Even if Beijing is serious about that, protecting capitalism and protecting its richest representatives are two different things. Hong Kong in particular is a good place to observe how bad governance can slowly break a former model of efficiency, constitutionality, and free and fair enterprise.

When school kids and university students boycott their classes, when the good people of Hong Kong take to the streets, it is because they feel betrayed. Beijing doesn't want to keep the promise it made in 1997 when Hong Kong was returned to China — the promise of free, general elections.

But it's not just an abstract love of democracy and idealistic demands that are driving Hongkongers into the streets. It is the concrete experience of the past few years. They feel they are being miserably governed. Beijing appoints marionettes as government heads, and they are beholden to the Communist Party, not Hong Kong's citizens. Encroaching nepotism and corruption have by now become widespread. Real estate tycoons will get a hearing, but not the simple citizen. Social inequality has increased inordinately.

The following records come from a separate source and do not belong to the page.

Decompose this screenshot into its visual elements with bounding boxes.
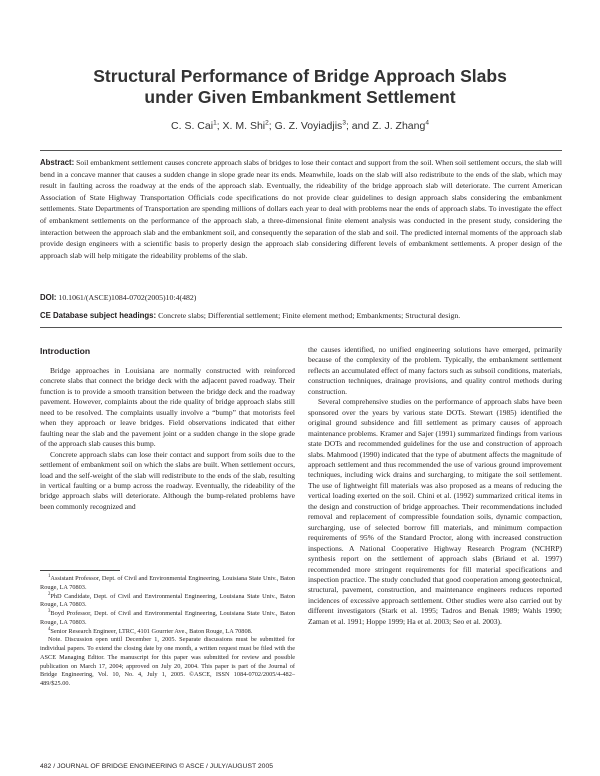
author-name: Z. J. Zhang bbox=[372, 120, 426, 132]
column-right bbox=[308, 345, 562, 627]
author-name: C. S. Cai bbox=[171, 120, 214, 132]
page-footer: 482 / JOURNAL OF BRIDGE ENGINEERING © ASCE / JULY/AUGUST 2005 bbox=[40, 763, 274, 770]
abstract-label: Abstract: bbox=[40, 158, 75, 167]
subject-headings-text: Concrete slabs; Differential settlement; Finite element method; Embankments; Structural design. bbox=[158, 311, 461, 320]
footnotes bbox=[40, 575, 295, 689]
title-line-2: under Given Embankment Settlement bbox=[144, 87, 456, 107]
author-affiliation-mark: 4 bbox=[425, 119, 429, 127]
author-name: X. M. Shi bbox=[222, 120, 266, 132]
paper-title bbox=[40, 66, 560, 108]
footnote: $^2$PhD Candidate, Dept. of Civil and Environmental Engineering, Louisiana State Univ., Baton Rouge, LA 70803. bbox=[40, 591, 295, 609]
editorial-note: Note. Discussion open until December 1, 2005. Separate discussions must be submitted for individual papers. To extend the closing date by one month, a written request must be filed with the ASCE Managing Editor. The manuscript for this paper was submitted for review and possible publication on March 17, 2004; approved on July 20, 2004. This paper is part of the Journal of Bridge Engineering, Vol. 10, No. 4, July 1, 2005. ©ASCE, ISSN 1084-0702/2005/4-482–489/$25.00. bbox=[40, 636, 295, 687]
abstract bbox=[40, 157, 562, 261]
footnote: $^3$Boyd Professor, Dept. of Civil and Environmental Engineering, Louisiana State Univ., Baton Rouge, LA 70803. bbox=[40, 608, 295, 626]
author-affiliation-mark: 1 bbox=[213, 119, 217, 127]
doi-value: 10.1061/(ASCE)1084-0702(2005)10:4(482) bbox=[58, 293, 197, 302]
footnote: $^1$Assistant Professor, Dept. of Civil and Environmental Engineering, Louisiana State Univ., Baton Rouge, LA 70803. bbox=[40, 573, 295, 591]
paragraph: Several comprehensive studies on the performance of approach slabs have been sponsored over the years by various state DOTs. Stewart (1985) identified the original ground subsidence and fill settlement as primary causes of approach maintenance problems. Kramer and Sajer (1991) summarized findings from various state DOTs and recommended guidelines for the use and construction of approach slabs. Mahmood (1990) indicated that the type of abutment affects the magnitude of approach settlement and thus recommended the use of various ground improvement techniques, including wick drains and surcharging, to mitigate the soil settlement. The use of lightweight fill materials was also proposed as a means of reducing the vertical loading exerted on the soil. Chini et al. (1992) summarized critical items in the design and construction of bridge approaches. Their recommendations included removal and replacement of compressible foundation soils, dynamic compaction, surcharging, use of selected borrow fill materials, and minimum compaction requirements of 95% of the Standard Proctor, along with increased construction inspections. A National Cooperative Highway Research Program (NCHRP) synthesis report on the settlement of approach slabs (Briaud et al. 1997) recommended more stringent requirements for fill material specifications and inspection practice. The study concluded that good cooperation among geotechnical, structural, pavement, construction, and maintenance engineers reduces reported incidences of excessive approach settlement. Other studies were also carried out by different investigators (Stark et al. 1995; Tadros and Benak 1989; Wahls 1990; Zaman et al. 1991; Hoppe 1999; Ha et al. 2003; Seo et al. 2003). bbox=[308, 397, 562, 626]
footnote-divider bbox=[40, 570, 120, 571]
section-heading-introduction: Introduction bbox=[40, 346, 91, 356]
footnote: $^4$Senior Research Engineer, LTRC, 4101 Gourrier Ave., Baton Rouge, LA 70808. bbox=[48, 626, 253, 635]
column-left bbox=[40, 366, 295, 512]
author-affiliation-mark: 3 bbox=[342, 119, 346, 127]
divider-bottom bbox=[40, 327, 562, 328]
title-line-1: Structural Performance of Bridge Approach Slabs bbox=[93, 66, 507, 86]
author-list: C. S. Cai$^1$; X. M. Shi$^2$; G. Z. Voyiadjis$^3$; and Z. J. Zhang$^4$ bbox=[171, 119, 429, 132]
paragraph: Concrete approach slabs can lose their contact and support from soils due to the settlement of embankment soil on which the slabs are built. When settlement occurs, load and the self-weight of the slab will redistribute to the ends of the slab, resulting in vertical faulting or a bump across the roadway. Eventually, the rideability of the bridge approach slabs will deteriorate. Although the bump-related problems have been commonly recognized and bbox=[40, 449, 295, 511]
paragraph: Bridge approaches in Louisiana are normally constructed with reinforced concrete slabs that connect the bridge deck with the adjacent paved roadway. Their function is to provide a smooth transition between the bridge deck and the roadway pavement. However, complaints about the ride quality of bridge approach slabs still need to be resolved. The complaints usually involve a “bump” that motorists feel when they approach or leave bridges. Field observations indicated that either faulting near the slab and the pavement joint or a sudden change in the slope grade of the approach slab causes this bump. bbox=[40, 366, 295, 449]
doi-label: DOI: bbox=[40, 293, 57, 302]
divider-top bbox=[40, 150, 562, 151]
doi bbox=[40, 293, 562, 302]
subject-headings bbox=[40, 311, 570, 320]
subject-headings-label: CE Database subject headings: bbox=[40, 311, 157, 320]
author-name: G. Z. Voyiadjis bbox=[274, 120, 343, 132]
abstract-text: Soil embankment settlement causes concrete approach slabs of bridges to lose their contact and support from the soil. When soil settlement occurs, the slab will bend in a concave manner that causes a sudden change in slope grade near its ends. Meanwhile, loads on the slab will also redistribute to the ends of the slab, which may result in faulting across the roadway at the ends of the approach slab. Eventually, the rideability of the bridge approach slab will deteriorate. The current American Association of State Highway Transportation Officials code specifications do not provide clear guidelines to design approach slabs considering the embankment settlements. State Departments of Transportation are spending millions of dollars each year to deal with problems near the ends of approach slabs. To investigate the effect of embankment settlements on the performance of the approach slab, a three-dimensional finite element analysis was conducted in the present study, considering the interaction between the approach slab and the embankment soil, and consequently the separation of the slab and soil. The predicted internal moments of the approach slab provide design engineers with a scientific basis to properly design the approach slab considering different levels of embankment settlements. A proper design of the approach slab will help mitigate the rideability problems of the slab. bbox=[40, 158, 562, 260]
paragraph: the causes identified, no unified engineering solutions have emerged, primarily because of the complexity of the problem. Typically, the embankment settlement reflects an accumulated effect of many factors such as subsoil conditions, materials, construction techniques, drainage provisions, and quality control methods during construction. bbox=[308, 345, 562, 396]
author-affiliation-mark: 2 bbox=[265, 119, 269, 127]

It's a David-and-Goliath fight. Beijing has the power, and Beijing has the arms. The question is going to be just how wisely it reacts. Everything is possible. On other fronts, Chinese President Xi Jinping's leadership is currently showing a frightening lack of willingness to compromise. In Hong Kong, his administration's harsh rhetoric and threats have in the past few months mobilized citizens and turned a whole generation of young people into opponents. It is the young people who are driving the protests.

It's worth asking what's driving the Communist Party, which is in the process of making itself new enemies for several decades to come. And what is it capable of? Is there the threat in Hong Kong of the sort of violence seen in 1989 in Beijing's Tiananmen Square? The answer will depend on just how contagious Beijing believes the protests can be. Hong Kong has in the past been a test lab for China, and that's exactly what the Communist Party now fears.